Found on Merinda‘s blog:
- Use the time of a total stranger in such a way that he or she will not feel the time was wasted.
- Give the reader at least one character he or she can root for.
- Every character should want something, even if it is only a glass of water.
- Every sentence must do one of two things — reveal character or advance the action.
- Start as close to the end as possible.
- Be a sadist. Now matter how sweet and innocent your leading characters, make awful things happen to them — in order that the reader may see what they are made of.
- Write to please just one person.
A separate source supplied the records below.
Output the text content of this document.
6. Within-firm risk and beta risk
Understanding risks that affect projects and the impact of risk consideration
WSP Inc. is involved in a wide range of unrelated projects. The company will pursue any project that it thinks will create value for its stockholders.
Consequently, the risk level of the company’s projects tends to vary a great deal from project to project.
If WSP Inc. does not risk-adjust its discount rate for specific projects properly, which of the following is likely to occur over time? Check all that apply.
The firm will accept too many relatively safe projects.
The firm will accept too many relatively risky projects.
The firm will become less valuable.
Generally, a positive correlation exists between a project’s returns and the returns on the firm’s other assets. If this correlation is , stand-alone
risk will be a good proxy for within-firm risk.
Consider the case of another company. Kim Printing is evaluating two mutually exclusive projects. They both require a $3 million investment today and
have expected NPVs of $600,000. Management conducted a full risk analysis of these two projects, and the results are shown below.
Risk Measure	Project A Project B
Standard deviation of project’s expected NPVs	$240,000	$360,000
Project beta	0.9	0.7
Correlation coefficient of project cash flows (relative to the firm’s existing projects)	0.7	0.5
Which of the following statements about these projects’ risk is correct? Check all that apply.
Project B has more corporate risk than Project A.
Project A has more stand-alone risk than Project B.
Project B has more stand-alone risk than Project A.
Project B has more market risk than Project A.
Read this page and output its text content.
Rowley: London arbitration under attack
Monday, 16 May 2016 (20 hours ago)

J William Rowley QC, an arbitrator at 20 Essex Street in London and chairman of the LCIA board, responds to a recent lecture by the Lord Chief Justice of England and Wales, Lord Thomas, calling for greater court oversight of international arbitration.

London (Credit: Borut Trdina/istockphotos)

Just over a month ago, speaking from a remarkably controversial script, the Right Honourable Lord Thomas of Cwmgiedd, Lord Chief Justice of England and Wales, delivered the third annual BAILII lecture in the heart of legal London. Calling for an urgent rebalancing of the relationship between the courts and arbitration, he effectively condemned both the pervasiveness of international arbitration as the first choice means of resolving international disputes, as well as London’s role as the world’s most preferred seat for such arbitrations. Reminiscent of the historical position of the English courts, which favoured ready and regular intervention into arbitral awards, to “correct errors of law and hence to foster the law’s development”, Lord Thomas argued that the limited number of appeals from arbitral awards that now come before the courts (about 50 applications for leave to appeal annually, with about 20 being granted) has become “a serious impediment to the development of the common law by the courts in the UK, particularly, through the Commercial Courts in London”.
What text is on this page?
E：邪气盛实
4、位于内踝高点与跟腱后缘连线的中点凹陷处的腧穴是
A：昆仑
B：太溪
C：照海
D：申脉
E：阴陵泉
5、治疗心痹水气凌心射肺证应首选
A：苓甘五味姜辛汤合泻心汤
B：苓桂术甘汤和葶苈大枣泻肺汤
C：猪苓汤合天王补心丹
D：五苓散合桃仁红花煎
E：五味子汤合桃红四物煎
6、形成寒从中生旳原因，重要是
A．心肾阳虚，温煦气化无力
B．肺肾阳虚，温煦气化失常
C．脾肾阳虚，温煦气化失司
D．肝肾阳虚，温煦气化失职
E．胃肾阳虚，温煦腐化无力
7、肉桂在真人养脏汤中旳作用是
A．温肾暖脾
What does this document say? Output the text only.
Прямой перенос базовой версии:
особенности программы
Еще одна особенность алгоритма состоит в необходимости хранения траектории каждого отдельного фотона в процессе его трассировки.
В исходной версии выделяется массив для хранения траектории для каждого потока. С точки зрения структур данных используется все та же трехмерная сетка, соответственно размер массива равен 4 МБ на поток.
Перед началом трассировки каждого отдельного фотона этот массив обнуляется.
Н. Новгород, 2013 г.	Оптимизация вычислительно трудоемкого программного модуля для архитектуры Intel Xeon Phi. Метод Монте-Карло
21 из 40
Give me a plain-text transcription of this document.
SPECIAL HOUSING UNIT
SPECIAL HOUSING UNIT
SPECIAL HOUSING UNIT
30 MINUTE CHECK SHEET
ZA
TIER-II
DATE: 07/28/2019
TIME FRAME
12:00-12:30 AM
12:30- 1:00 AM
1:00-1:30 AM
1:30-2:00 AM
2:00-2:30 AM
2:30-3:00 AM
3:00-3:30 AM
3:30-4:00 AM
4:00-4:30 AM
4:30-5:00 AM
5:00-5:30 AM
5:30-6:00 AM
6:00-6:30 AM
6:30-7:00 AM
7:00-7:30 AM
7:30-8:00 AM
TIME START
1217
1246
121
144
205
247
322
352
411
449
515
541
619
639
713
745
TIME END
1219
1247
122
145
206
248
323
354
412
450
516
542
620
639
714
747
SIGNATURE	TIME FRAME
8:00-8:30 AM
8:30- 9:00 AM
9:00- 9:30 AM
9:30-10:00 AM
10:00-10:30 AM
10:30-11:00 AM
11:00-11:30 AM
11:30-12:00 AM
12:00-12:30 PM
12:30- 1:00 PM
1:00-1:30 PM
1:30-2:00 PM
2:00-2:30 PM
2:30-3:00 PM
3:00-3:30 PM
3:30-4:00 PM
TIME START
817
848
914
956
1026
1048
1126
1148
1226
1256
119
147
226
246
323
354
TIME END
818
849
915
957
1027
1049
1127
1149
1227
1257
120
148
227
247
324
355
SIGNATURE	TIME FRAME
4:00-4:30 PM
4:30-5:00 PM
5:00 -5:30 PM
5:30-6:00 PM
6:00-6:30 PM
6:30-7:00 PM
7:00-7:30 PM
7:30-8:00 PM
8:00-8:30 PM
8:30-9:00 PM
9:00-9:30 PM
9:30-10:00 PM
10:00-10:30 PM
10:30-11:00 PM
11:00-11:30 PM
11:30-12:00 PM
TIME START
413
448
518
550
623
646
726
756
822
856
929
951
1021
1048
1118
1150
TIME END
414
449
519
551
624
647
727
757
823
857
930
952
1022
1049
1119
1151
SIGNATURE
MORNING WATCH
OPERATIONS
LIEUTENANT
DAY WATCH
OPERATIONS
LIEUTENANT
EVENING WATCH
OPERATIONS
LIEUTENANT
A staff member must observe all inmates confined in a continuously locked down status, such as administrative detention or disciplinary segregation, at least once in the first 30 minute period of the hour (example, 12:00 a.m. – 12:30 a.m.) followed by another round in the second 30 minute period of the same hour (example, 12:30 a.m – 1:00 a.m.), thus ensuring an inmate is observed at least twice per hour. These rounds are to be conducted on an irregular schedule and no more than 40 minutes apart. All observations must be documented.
If you open a window and make love to the world, so to speak, your story will get pneumonia.
- Give your readers as much information as possible as soon as possible. To heck with suspense. Readers should have such complete understanding of what is going on, where and why, that they could finish the story themselves, should cockroaches eat the last few pages.
Kurt Vonnegut, Bagombo Snuff Box: Uncollected Short Fiction
I’m not sure I agree with the last one entirely, I like suspense in a story. I’m reading "Pope Joan" by Donna Woolfolk Cross, and she’s providing lots of nice story twists. I can see where the bigger picture is going, but the details are interesting. My problem is stopping tinkering with the story when it’s done. There’s always a slightly better turn of phrase. My mystery story is officially marked as done and I’m working on a science fiction one. And I’m fine with being mean to my characters!